Output (if fetch_data fails after one retry):

[LOG] Starting fetch_data undefined
[LOG] Failed fetch_data API failure
[LOG] Retrying step fetch_data after error { error: [Error: API failure] }
[LOG] Starting fetch_data undefined
[LOG] Failed fetch_data API failure
[LOG] Transaction failed, initiating rollback { error: [Error: API failure] }
[LOG] Global rollback undefined
[LOG] Transaction failed [Error: API failure]

Type Safety

airem uses TypeScript generics to ensure type-safe context passing.

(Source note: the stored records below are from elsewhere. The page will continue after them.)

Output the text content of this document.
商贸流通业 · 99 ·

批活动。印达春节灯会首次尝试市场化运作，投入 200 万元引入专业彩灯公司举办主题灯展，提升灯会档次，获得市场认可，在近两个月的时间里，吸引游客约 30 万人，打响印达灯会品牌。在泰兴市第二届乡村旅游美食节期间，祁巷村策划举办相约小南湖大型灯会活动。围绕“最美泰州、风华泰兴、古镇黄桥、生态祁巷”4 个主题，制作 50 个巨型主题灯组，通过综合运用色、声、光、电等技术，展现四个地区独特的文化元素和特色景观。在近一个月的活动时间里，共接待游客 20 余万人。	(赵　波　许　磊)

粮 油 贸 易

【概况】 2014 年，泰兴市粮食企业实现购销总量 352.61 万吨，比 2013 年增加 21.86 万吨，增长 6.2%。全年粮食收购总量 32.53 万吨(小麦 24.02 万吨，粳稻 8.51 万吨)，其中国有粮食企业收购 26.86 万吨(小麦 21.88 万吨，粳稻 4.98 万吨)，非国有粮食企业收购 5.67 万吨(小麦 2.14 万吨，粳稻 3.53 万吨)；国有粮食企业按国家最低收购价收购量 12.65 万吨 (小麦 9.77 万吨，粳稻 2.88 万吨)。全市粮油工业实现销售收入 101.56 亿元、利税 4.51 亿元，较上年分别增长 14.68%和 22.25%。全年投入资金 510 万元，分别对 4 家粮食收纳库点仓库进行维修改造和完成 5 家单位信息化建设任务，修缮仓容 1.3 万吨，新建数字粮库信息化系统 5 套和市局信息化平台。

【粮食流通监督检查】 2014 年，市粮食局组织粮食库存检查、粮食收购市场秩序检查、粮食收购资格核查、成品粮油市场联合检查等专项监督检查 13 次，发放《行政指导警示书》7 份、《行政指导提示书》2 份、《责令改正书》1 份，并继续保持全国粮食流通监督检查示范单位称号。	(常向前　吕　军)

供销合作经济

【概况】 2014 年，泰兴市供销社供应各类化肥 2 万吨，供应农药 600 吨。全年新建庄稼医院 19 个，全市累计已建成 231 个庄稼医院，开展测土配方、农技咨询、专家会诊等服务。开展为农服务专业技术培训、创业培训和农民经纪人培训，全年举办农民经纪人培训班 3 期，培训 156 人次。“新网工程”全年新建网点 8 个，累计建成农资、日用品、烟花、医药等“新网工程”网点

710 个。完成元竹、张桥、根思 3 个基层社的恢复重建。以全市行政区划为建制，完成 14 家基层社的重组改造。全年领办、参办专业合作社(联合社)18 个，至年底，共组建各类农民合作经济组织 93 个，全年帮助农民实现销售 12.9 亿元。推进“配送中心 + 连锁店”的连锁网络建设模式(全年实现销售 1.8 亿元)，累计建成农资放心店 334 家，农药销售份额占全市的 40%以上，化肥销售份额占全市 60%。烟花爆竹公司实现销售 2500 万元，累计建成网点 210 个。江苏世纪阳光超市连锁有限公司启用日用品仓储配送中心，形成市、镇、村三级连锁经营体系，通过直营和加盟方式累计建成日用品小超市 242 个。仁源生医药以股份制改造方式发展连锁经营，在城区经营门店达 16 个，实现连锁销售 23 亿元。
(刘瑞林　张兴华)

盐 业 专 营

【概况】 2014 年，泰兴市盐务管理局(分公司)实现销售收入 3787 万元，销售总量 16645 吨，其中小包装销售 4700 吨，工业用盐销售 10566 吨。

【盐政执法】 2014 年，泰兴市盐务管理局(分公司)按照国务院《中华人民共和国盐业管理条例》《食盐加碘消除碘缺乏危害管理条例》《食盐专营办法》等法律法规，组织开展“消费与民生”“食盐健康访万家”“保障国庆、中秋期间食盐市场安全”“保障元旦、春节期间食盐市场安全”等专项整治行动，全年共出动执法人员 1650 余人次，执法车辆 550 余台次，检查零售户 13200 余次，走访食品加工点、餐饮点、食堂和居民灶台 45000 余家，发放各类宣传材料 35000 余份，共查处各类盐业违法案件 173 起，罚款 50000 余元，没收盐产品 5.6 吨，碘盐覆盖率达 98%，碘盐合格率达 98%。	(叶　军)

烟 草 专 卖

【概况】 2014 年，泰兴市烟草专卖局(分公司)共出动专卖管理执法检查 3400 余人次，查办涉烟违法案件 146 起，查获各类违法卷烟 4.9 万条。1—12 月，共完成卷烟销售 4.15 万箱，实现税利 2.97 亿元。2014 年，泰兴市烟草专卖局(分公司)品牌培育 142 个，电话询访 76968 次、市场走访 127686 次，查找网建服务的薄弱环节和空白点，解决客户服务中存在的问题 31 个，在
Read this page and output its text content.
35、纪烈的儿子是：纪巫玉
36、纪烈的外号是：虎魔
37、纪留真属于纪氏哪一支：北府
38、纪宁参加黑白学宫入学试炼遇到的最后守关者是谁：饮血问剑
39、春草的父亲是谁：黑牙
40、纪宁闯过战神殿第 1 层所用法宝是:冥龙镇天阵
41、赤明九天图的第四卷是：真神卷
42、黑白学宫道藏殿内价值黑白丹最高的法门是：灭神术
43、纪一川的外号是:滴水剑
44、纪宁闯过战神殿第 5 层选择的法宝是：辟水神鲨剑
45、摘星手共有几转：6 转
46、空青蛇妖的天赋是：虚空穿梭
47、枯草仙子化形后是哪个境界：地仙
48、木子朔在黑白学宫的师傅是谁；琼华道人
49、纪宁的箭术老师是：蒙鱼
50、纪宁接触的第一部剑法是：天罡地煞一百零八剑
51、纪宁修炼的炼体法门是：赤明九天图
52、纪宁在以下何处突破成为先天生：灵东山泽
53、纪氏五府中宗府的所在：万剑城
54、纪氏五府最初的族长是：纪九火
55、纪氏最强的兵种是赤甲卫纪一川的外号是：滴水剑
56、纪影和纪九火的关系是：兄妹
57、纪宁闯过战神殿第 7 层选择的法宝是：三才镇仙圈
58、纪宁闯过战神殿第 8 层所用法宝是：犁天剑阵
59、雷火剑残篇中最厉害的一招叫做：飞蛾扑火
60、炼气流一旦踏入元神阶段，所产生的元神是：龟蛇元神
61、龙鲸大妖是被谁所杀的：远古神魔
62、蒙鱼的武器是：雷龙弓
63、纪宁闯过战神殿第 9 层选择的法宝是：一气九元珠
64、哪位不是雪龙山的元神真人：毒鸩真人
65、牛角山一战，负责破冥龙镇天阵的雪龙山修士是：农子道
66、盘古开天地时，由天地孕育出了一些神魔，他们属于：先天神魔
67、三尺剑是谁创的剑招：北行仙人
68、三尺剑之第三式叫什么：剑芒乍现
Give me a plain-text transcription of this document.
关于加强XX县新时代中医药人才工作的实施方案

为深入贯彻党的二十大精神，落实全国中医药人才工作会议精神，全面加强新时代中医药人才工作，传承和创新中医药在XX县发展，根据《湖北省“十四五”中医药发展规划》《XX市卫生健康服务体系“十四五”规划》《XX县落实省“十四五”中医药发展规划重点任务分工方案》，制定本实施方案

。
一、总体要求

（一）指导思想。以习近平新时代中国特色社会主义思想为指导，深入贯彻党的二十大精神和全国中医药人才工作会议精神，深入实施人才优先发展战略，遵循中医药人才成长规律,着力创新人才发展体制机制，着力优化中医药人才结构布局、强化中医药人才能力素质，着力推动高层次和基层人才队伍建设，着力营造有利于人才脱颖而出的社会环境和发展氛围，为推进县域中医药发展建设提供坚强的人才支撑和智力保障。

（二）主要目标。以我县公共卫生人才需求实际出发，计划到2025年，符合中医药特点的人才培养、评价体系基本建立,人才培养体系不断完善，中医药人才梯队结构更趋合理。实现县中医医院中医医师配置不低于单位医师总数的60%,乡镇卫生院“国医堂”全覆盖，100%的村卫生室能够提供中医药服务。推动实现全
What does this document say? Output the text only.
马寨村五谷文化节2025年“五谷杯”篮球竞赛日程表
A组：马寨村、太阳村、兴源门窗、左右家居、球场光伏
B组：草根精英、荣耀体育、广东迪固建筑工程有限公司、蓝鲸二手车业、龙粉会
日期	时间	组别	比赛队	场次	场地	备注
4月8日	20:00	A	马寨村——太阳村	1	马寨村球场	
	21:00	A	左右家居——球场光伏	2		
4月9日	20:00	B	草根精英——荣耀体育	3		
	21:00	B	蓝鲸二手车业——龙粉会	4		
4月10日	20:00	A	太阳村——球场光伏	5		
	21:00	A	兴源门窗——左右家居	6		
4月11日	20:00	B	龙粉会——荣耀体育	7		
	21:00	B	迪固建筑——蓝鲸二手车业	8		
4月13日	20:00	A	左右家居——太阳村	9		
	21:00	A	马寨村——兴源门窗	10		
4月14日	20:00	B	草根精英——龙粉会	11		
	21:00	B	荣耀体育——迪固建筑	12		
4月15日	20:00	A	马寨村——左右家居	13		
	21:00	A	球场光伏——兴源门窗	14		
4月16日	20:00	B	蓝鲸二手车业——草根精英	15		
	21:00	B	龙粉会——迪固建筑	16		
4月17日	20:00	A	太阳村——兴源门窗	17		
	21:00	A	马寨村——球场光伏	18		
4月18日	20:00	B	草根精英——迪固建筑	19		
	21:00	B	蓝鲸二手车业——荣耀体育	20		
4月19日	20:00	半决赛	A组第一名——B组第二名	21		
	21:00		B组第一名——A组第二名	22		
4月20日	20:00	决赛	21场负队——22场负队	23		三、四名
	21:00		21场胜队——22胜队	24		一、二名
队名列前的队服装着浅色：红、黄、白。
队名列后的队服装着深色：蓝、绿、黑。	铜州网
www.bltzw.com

For example:

interface InitialContext { userId: number }
interface UpdatedContext { userId: number; updated: boolean }

const txn = new Transaction()
  .step<InitialContext>({
    name: 'init',
    execute: () => ({ userId: 123 })
  })
  .step<UpdatedContext>({
    name: 'update',
    execute: (ctx: InitialContext) => ({ userId: ctx.userId, updated: true })
  });

const result = await txn.run(); // Typed as UpdatedContext

Error Handling

  • If a step fails, run() triggers rollback for all completed steps in reverse order.
  • Step-specific rollback handlers are called first, followed by the global rollback handler (if defined).
  • Rollback failures are logged but do not interrupt the rollback process.
  • The original error is rethrown after rollback.

Best Practices

  • Step Names: Use unique, descriptive names for steps to aid debugging.
  • Rollback Logic: Ensure rollback functions are idempotent to handle repeated calls safely.
  • Retries: Set reasonable attempts and delayMs values to avoid excessive retries.
  • Logging: Provide a logger to trace transaction flow, especially in production.
  • Type Safety: Define context interfaces to leverage TypeScript’s type checking.